(a) For each deposit account with transactional features for which the covered institution maintains its deposit account records in accordance with § 370.4(b)(1), a covered institution must take steps reasonably calculated to ensure that the account holder will provide to the FDIC the information needed for the covered institution's information technology system to perform the functions set forth in § 370.3(b). At a minimum, “steps reasonably calculated” shall include:
(1) A good faith effort to enter into contractual arrangements with the account holder that obligate the account holder to deliver information needed for deposit insurance calculation to the FDIC in a format compatible with the covered institution's information technology system within a timeframe sufficient to allow the covered institution's information technology system to perform the functions set forth in § 370.3(b) within 24 hours after the appointment of the FDIC as receiver in order for the account holder to have access to deposits on the next business day after failure; and
(2) Regardless of whether the covered institution and the account holder enter into contractual arrangements as set forth in paragraph (a)(1) of this section, the covered institution providing the account holder with:
(i) A written disclosure specifying the information and format requirements of its information technology system and stating that the account holder may not have access to deposits in its deposit account before delivery of information in a format that is compatible with the covered institution's information technology system; and
(ii) An opportunity to validate the capability to deliver the required information in the appropriate format so that a timely calculation of deposit insurance coverage can be made.
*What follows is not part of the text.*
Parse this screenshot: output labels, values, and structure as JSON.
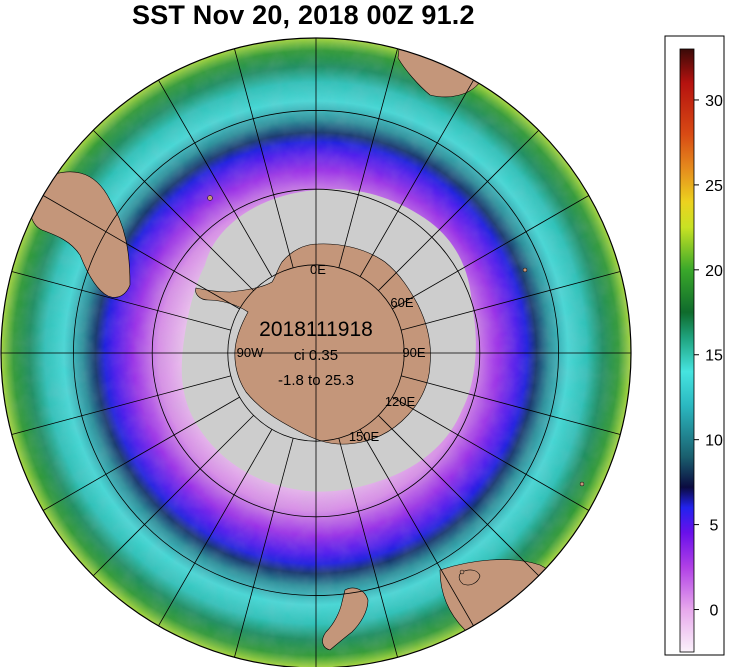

(b) A covered institution need not take the steps required pursuant to paragraph (a) of this section with respect to:
(1) Accounts maintained by a mortgage servicer, in a custodial or other fiduciary capacity, which are comprised of payments by mortgagors;
(2) Accounts maintained by real estate brokers, real estate agents, or title companies in which funds from multiple clients are deposited and held for a short period of time in connection with a real estate transaction;
(3) Accounts established by an attorney or law firm on behalf of clients, commonly known as an Interest on Lawyers Trust Accounts, or functionally equivalent accounts;
(4) Accounts held in connection with an employee benefit plan (as defined in 12 CFR 330.14); and
(5) An account maintained by an account holder for the benefit of others, to the extent that the deposits in the account are held for the benefit of:
(i) A formal revocable trust that would be insured as described in 12 CFR 330.10;
(ii) An irrevocable trust that would be insured as described in 12 CFR 330.12; or
(iii) An irrevocable trust that would be insured as described in 12 CFR 330.13.